My first tour in Vicenza, Italy
I’ll never forget the moment I was given a globe as a little girl. I would spin it round and round excitedly and dream of all the wonderful places I would visit one day and to me to be an explorer was the most exotic and best job in the world!
It was then that my wanderlust started and has never left me since. I made up my mind very early on in my life that I wanted to become a tour guide with a difference, not just one of those that would deliver a string of facts and dates in an unexciting and bored tone and wave around a multi-coloured umbrella.
So here I was, more than 40 years later and feeling a mixture of excitement and tension at my new role as Tour Manager and ready to leave for my first travel adventure in Italy. I was actually accompanying a Lecturer who knew all about Vicenza and the wonderful villas we visited. Nonetheless it was up to me to make sure that everything went according to plan and that people made the most of their experience.
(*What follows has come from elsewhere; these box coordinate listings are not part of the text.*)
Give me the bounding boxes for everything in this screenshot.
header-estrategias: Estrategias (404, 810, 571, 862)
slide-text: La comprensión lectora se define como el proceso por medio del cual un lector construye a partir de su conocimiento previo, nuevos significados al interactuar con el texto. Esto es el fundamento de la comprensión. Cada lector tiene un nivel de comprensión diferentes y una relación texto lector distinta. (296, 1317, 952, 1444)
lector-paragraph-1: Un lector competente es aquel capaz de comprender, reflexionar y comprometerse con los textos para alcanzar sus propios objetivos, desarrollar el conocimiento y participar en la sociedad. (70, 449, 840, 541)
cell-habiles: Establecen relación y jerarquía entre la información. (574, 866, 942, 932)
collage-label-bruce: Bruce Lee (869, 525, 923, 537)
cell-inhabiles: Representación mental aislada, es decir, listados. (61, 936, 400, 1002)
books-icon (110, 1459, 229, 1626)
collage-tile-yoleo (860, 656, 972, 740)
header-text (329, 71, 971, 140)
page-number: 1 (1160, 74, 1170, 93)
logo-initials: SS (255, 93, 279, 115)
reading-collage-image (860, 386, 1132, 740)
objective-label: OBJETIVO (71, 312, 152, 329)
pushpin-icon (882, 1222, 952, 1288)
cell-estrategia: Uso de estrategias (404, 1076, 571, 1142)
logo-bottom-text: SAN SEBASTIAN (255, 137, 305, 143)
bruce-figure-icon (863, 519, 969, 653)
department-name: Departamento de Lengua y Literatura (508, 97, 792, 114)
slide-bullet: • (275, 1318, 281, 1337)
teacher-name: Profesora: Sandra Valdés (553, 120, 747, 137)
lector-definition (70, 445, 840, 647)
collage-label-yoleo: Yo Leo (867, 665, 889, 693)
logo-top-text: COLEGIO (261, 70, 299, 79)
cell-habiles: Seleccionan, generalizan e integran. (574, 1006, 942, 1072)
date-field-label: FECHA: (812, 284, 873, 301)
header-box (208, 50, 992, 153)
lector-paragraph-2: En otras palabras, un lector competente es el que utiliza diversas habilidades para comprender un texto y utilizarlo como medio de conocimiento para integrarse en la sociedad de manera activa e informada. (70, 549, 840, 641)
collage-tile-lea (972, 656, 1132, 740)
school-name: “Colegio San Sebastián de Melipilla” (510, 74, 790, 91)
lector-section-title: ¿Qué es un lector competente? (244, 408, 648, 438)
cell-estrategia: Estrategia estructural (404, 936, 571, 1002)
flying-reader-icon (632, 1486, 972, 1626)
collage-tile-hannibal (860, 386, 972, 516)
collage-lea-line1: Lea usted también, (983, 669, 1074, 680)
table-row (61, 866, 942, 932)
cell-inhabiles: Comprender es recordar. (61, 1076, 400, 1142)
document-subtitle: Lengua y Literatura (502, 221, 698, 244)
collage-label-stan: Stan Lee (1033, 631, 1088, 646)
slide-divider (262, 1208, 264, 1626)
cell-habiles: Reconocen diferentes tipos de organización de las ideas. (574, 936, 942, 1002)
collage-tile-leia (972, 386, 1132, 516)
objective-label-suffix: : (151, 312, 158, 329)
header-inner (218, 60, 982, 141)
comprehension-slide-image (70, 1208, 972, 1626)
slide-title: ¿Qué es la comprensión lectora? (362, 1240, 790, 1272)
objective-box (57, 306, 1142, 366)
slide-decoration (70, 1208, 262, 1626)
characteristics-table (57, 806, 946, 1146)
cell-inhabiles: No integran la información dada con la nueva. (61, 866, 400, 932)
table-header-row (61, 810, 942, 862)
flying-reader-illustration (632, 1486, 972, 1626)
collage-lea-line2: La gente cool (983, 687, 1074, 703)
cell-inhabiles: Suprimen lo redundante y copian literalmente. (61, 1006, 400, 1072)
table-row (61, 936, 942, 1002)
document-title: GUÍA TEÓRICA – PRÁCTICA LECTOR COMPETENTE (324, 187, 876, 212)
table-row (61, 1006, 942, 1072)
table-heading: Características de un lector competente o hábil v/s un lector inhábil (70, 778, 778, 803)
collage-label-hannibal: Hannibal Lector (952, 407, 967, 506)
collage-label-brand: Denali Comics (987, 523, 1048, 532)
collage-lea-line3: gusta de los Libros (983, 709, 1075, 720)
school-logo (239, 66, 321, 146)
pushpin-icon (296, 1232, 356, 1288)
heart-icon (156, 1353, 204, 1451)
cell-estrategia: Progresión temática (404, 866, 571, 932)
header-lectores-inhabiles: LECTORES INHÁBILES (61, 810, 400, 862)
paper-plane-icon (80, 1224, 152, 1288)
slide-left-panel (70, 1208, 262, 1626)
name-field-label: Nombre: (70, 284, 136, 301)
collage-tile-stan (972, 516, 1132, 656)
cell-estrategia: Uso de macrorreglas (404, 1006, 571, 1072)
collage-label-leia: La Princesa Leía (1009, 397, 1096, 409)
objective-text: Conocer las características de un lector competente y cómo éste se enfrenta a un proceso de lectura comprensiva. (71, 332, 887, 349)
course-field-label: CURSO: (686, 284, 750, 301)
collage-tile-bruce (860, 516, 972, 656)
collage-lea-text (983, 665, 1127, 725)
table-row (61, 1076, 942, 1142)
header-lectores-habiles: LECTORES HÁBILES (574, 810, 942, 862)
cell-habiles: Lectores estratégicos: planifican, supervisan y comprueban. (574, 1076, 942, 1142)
I felt like a school girl on her first trip away from home and it reconnected me with my 8 year old’s dream, now become a tangible reality! It was all and more that I could have wished for, learning about and discovering new places, that I didn’t know existed and it renewed in me the passion for helping like-minded people find and enjoy the Italy that’s overlooked by guide books, but it’s all the same the ‘real’ Italy.
Vicenza a UNESCO World Heritage Site, which is only an hour’s away from Venice, is one of those cities you wouldn’t normally think of putting on your itinerary and yet it’s incredibly beautiful. Brimming with outstanding buildings and architecture at every turn, it has an old-fashioned charm that lingers on in its cobbled streets and the fancy wrought ironwork of its street lamps.
Like a miniature Venice, minus the crowds and the canals, Vicenza is a city immensely proud of its past and while people watching in its main square, I felt instantly transported to the Renaissance period.
This feeling of momentarily reliving a grander past was even more overwhelming, when we visited a number of awe-inspiring villas, created and built by Andrea Palladio, a famous Italian architect active in the 1500’s during the Republic of Venice.
These villas dot the countryside surrounding some of the smaller towns in the region of Veneto. Extraordinary homes built for noble families, they immediately became architectural icons, whose influence reached far outside Italy.
Elegance and form blend with function in each of these magnificent noble residences, that feature agricultural annexes, and cultivated fields and vineyards. They are also complete with storage areas and spaces for peasants and field hands.
Wandering around their beautifully preserved interiors full of detailed frescoes, I felt an instant sense of gratitude for the opportunity to be part of this very special tour, and also for being able to share it all with interesting people, whose passion for Italy and its treasures on occasion surpassed mine!
If you haven’t yet discovered Vicenza and its beautiful surroundings, I really recommend using it as a base for easy access to other historic and amazing cities, like Venice and Verona for example. You can easily reach Venice by rail within one hour and cheaply too and also Verona which is even closer.